Well, TNG tried too hard early on with the former romance angle between Riker and Troi, with the Blind Man teaching an android how to paint (Data & Geordi), the convoluted relationship of Picard, Beverly, and Wesley (Picard wasn’t child friendly), and some othe things from the first half of the series that I’m probably overlooking.
By series end, tho, Picard’s relationship chemistry with everybody was convincing. Q, Beverly, Wesley, Riker, Worf, all had good and memorable moments with the fabulous Jean-Luc.
DS-9 wasn’t my bag, so I can’t comment a lot about it, but Bashir seemed to have believable chemistry with the Tailor/Spy Guy and with O’Brian.
As for Voyager, again, they just tried too hard. However, I did like the chemistry between Neelix and Tuvok. Agonizing at times, but very much Skipper and Gilligan in feeling.
ENT actually did well. Trip (Tucker) and Captain Archer always seemed to battle the balance of being friends vs the command structure.
I wonder if that could be in part due to the types of characters he often (as in, what NCB has seen him in) plays, a self absorbed ass head and borderline psychopath.
One of the more awkward pairings that only just occurred to me is Judy Holliday and William Holden in Born Yesterday. He’s a bit of a cool intellectual, and she’s an annoying as hell squeaky bimbo. They just don’t click. at. all. Even though Broderick Crawford played a brutal sonofabitch, there was a lot more fire and understanding between him and Judy. They played that gin rummy scene together just masterfully.
Hmmmm, I could not * agree * more. But, as always, it’s a matter of opinion. Just to elaborate without just dismissing another’s opinion, she had / has a very , um, commanding presence (plus, she’s just physically,I dunno, statuesque?). Leo still had a very youngish look to him then. Not to say that he didn’t perform well in that role, just that I don’t think they were a good match at all. My mom said she seemed more like his aunt.
A May December twosome that I thought had chemistry were Holling (John Cullum) and Shelley (Cynthia Geary) on Northern Exposure. The actors and the characters had a 40 year age difference, but it worked. After a few episodes you even overlooked the fact that she was “a chick in a trailer from Saskatoon” and he was a Huguenot from Quebec (who- in one of my favorite revelations- was a descendant of a French aristocrat so hated his death was still celebrated as a holiday in parts of France) and yet both had an American Southern accents (Cullum’s from Tennessee and Geary’s from Louisiana).
How about Bill Murray and Scarlett Johansson in Lost in Translation for worst chemistry? The movie was terrible in general–well-executed in many ways, but completely directionless, to the point of nearly lulling me to sleep–but the chemistry between Murray and Johansson was exceptionally bad. First off, it was never clear what they were to each other, exactly; them being platonic friends made a little bit of sense, but Murray looked out of place in all of her haunts, more so than was intended. And there was just no way I could believe that they had a romantic interest in each other. It was obvious that Coppola was trying to paint Murray’s character as numbed by the family life and Johansson’s as desperate for affection while being rejected by her beau, but it wasn’t believable.
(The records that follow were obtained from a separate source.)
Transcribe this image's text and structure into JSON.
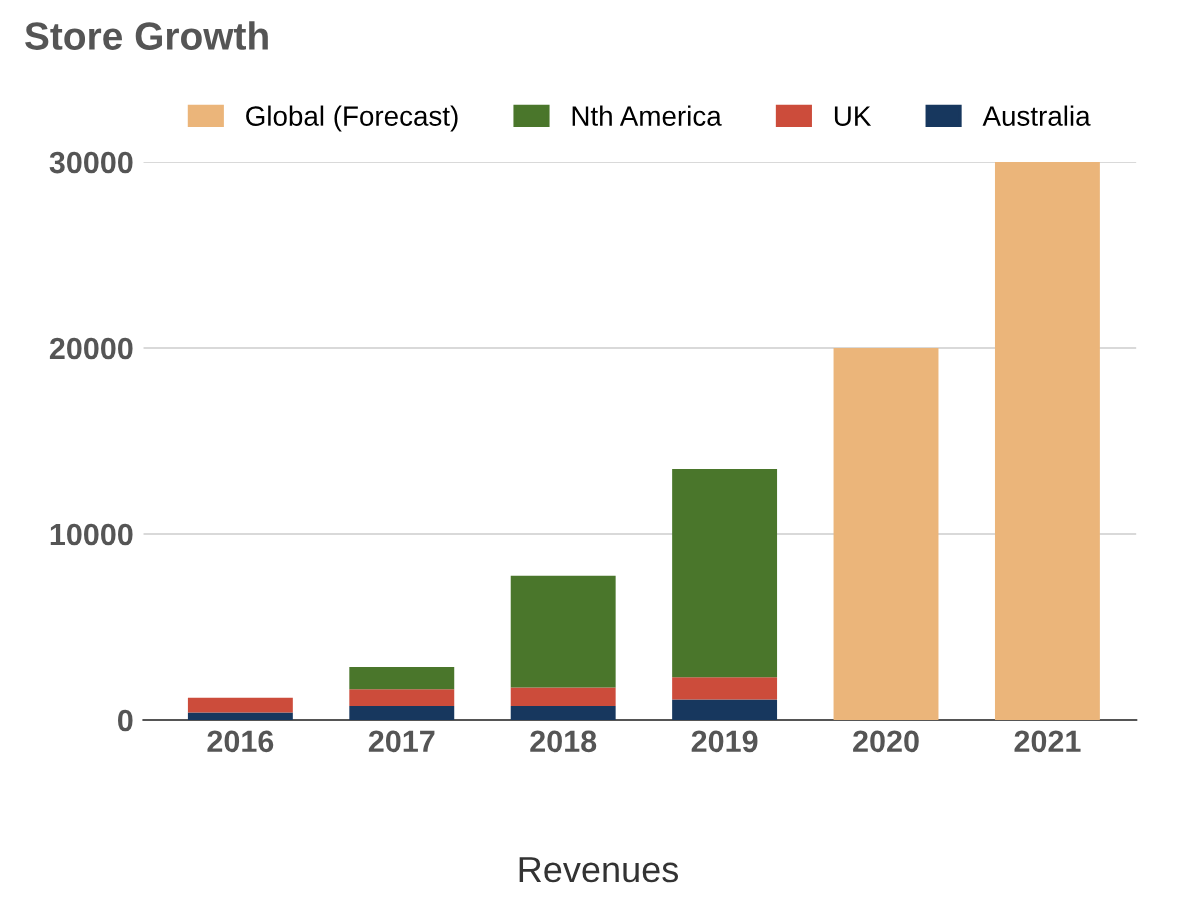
{
  "chart_data": {
    "type": "bar",
    "title": "Store Growth",
    "stacked": true,
    "categories": [
      "2016",
      "2017",
      "2018",
      "2019",
      "2020",
      "2021"
    ],
    "series": [
      {
        "name": "Australia",
        "color": "#17375e",
        "values": [
          400,
          750,
          750,
          1100,
          null,
          null
        ]
      },
      {
        "name": "UK",
        "color": "#cc4c3b",
        "values": [
          800,
          900,
          1000,
          1200,
          null,
          null
        ]
      },
      {
        "name": "Nth America",
        "color": "#4a762b",
        "values": [
          null,
          1200,
          6000,
          11200,
          null,
          null
        ]
      },
      {
        "name": "Global (Forecast)",
        "color": "#ebb57a",
        "values": [
          null,
          null,
          null,
          null,
          20000,
          30000
        ]
      }
    ],
    "ylim": [
      0,
      30000
    ],
    "yticks": [
      0,
      10000,
      20000,
      30000
    ],
    "grid": "y",
    "legend": "top",
    "annotations": [
      "Revenues"
    ]
  }
}
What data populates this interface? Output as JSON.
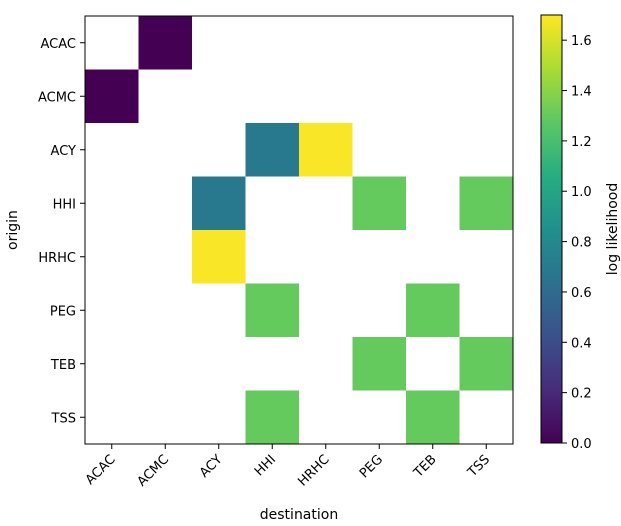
{
  "chart_data": {
    "type": "heatmap",
    "title": "",
    "xlabel": "destination",
    "ylabel": "origin",
    "x_categories": [
      "ACAC",
      "ACMC",
      "ACY",
      "HHI",
      "HRHC",
      "PEG",
      "TEB",
      "TSS"
    ],
    "y_categories": [
      "ACAC",
      "ACMC",
      "ACY",
      "HHI",
      "HRHC",
      "PEG",
      "TEB",
      "TSS"
    ],
    "values": [
      [
        null,
        0.0,
        null,
        null,
        null,
        null,
        null,
        null
      ],
      [
        0.0,
        null,
        null,
        null,
        null,
        null,
        null,
        null
      ],
      [
        null,
        null,
        null,
        0.69,
        1.69,
        null,
        null,
        null
      ],
      [
        null,
        null,
        0.69,
        null,
        null,
        1.3,
        null,
        1.3
      ],
      [
        null,
        null,
        1.69,
        null,
        null,
        null,
        null,
        null
      ],
      [
        null,
        null,
        null,
        1.3,
        null,
        null,
        1.3,
        null
      ],
      [
        null,
        null,
        null,
        null,
        null,
        1.3,
        null,
        1.3
      ],
      [
        null,
        null,
        null,
        1.3,
        null,
        null,
        1.3,
        null
      ]
    ],
    "colorbar": {
      "label": "log likelihood",
      "range": [
        0.0,
        1.7
      ],
      "ticks": [
        "0.0",
        "0.2",
        "0.4",
        "0.6",
        "0.8",
        "1.0",
        "1.2",
        "1.4",
        "1.6"
      ],
      "colormap": "viridis"
    },
    "grid": false
  }
}
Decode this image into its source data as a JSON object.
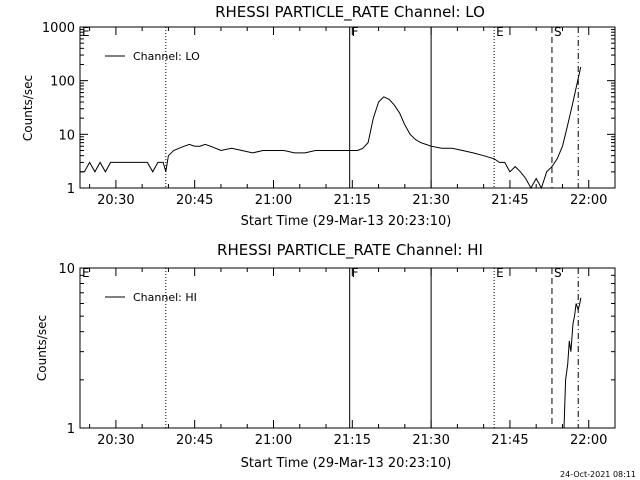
{
  "chart_data": [
    {
      "type": "line",
      "title": "RHESSI PARTICLE_RATE Channel: LO",
      "xlabel": "Start Time (29-Mar-13 20:23:10)",
      "ylabel": "Counts/sec",
      "x_ticks": [
        "20:30",
        "20:45",
        "21:00",
        "21:15",
        "21:30",
        "21:45",
        "22:00"
      ],
      "x_tick_minutes": [
        30,
        45,
        60,
        75,
        90,
        105,
        120
      ],
      "xlim_minutes": [
        23.17,
        125
      ],
      "y_scale": "log",
      "ylim": [
        1,
        1000
      ],
      "y_ticks": [
        "1",
        "10",
        "100",
        "1000"
      ],
      "y_tick_values": [
        1,
        10,
        100,
        1000
      ],
      "legend": [
        "Channel: LO"
      ],
      "legend_position": "top-left",
      "markers": [
        {
          "label": "E",
          "minute": 23.17,
          "style": "none"
        },
        {
          "label": "",
          "minute": 39.5,
          "style": "dotted"
        },
        {
          "label": "F",
          "minute": 74.5,
          "style": "solid"
        },
        {
          "label": "",
          "minute": 90.0,
          "style": "solid"
        },
        {
          "label": "E",
          "minute": 102.0,
          "style": "dotted"
        },
        {
          "label": "S",
          "minute": 113.0,
          "style": "dashed"
        },
        {
          "label": "",
          "minute": 118.0,
          "style": "dashdot"
        }
      ],
      "series": [
        {
          "name": "Channel: LO",
          "x_minutes": [
            23.17,
            24,
            25,
            26,
            27,
            28,
            29,
            30,
            31,
            32,
            33,
            34,
            35,
            36,
            37,
            38,
            39,
            39.5,
            40,
            41,
            42,
            43,
            44,
            45,
            46,
            47,
            48,
            50,
            52,
            54,
            56,
            58,
            60,
            62,
            64,
            66,
            68,
            70,
            72,
            74,
            76,
            77,
            78,
            79,
            80,
            81,
            82,
            83,
            84,
            85,
            86,
            87,
            88,
            89,
            90,
            92,
            94,
            96,
            98,
            100,
            102,
            103,
            104,
            105,
            106,
            107,
            108,
            109,
            110,
            111,
            112,
            113,
            114,
            115,
            116,
            117,
            118,
            118.5
          ],
          "values": [
            2,
            2,
            3,
            2,
            3,
            2,
            3,
            3,
            3,
            3,
            3,
            3,
            3,
            3,
            2,
            3,
            3,
            2,
            4,
            5,
            5.5,
            6,
            6.5,
            6,
            6,
            6.5,
            6,
            5,
            5.5,
            5,
            4.5,
            5,
            5,
            5,
            4.5,
            4.5,
            5,
            5,
            5,
            5,
            5,
            5.5,
            7,
            20,
            40,
            50,
            45,
            35,
            25,
            15,
            10,
            8,
            7,
            6.5,
            6,
            5.5,
            5.5,
            5,
            4.5,
            4,
            3.5,
            3,
            3,
            2,
            2.5,
            2,
            1.5,
            1,
            1.5,
            1,
            2,
            2.5,
            3.5,
            6,
            15,
            40,
            110,
            180
          ]
        }
      ]
    },
    {
      "type": "line",
      "title": "RHESSI PARTICLE_RATE Channel: HI",
      "xlabel": "Start Time (29-Mar-13 20:23:10)",
      "ylabel": "Counts/sec",
      "x_ticks": [
        "20:30",
        "20:45",
        "21:00",
        "21:15",
        "21:30",
        "21:45",
        "22:00"
      ],
      "x_tick_minutes": [
        30,
        45,
        60,
        75,
        90,
        105,
        120
      ],
      "xlim_minutes": [
        23.17,
        125
      ],
      "y_scale": "log",
      "ylim": [
        1,
        10
      ],
      "y_ticks": [
        "1",
        "10"
      ],
      "y_tick_values": [
        1,
        10
      ],
      "legend": [
        "Channel: HI"
      ],
      "legend_position": "top-left",
      "markers": [
        {
          "label": "E",
          "minute": 23.17,
          "style": "none"
        },
        {
          "label": "",
          "minute": 39.5,
          "style": "dotted"
        },
        {
          "label": "F",
          "minute": 74.5,
          "style": "solid"
        },
        {
          "label": "",
          "minute": 90.0,
          "style": "solid"
        },
        {
          "label": "E",
          "minute": 102.0,
          "style": "dotted"
        },
        {
          "label": "S",
          "minute": 113.0,
          "style": "dashed"
        },
        {
          "label": "",
          "minute": 118.0,
          "style": "dashdot"
        }
      ],
      "series": [
        {
          "name": "Channel: HI",
          "x_minutes": [
            115.3,
            115.6,
            116.0,
            116.3,
            116.6,
            117.0,
            117.3,
            117.6,
            118.0,
            118.3,
            118.5
          ],
          "values": [
            1,
            2,
            2.5,
            3.5,
            3,
            4.5,
            5,
            6,
            5.5,
            6,
            6.5
          ]
        }
      ]
    }
  ],
  "footer": {
    "timestamp": "24-Oct-2021 08:11"
  }
}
Goose’s wife was a young, unheralded Meg Ryan, who in spite of her fame as THE chick flick actress of the decade, rarely has good chemistry with men on screen.
Oh god, I agree. I hated that movie. They go to Japan! FUCKING JAPAN! I would kill to go to Japan! And he’s too fucking jaded to even step out of his goddamn hotel room and I don’t even remember what the fuck her problem was. And the chemistry? What chemistry?! And the sheer arrogance and ignorance of filming a movie in a foreign country and making it all about their angsty whiny self-indulgent bullshit! pant pant pant
That movie still pisses me off and I can’t believe I wasted my time watching it. I’ll calm down now.
As for brokeback, there was something about those two…not chemistry, necessarily, but I think they did a fairly good job at two people who really weren’t all too similar but had some sort of deep passion for each other.
Hee. very true. Anybody have a link to the youtube video that summarizes the Top Gun homosexuality really well?
ETA:
On the contrary! I liked Lucy a lot and I liked Mr Tumnus a lot but together, there was something undeniably skeevy about him. They made him more “child molester” then “kindly older guy” and I really didn’t like the part where he drugged her and put her to sleep…and I am by no means a fearmonger about child molesters. The whole thing was decidedly creepy.
I agree with Gomez & Morticia Addams.
Huh. I totally disagree about Bill Murray and Scarlett Johanson in Lost in Translation - I thought they had fantastic chemistry and totally bought their relationship.
(OT - I never understand why, when the subject of this movie comes up, someone will always complain about how they can’t understand why EVERYONE loved this movie, because I feel like the one person who actually did love it. Everyone else hated it, apparently.)
I guess I just don’t agree. But look at (for instance) the scene where they’re dancing in the steerage lounge, or the scene where he’s sketching her, and is super-awkward because she’s naked. Go fig.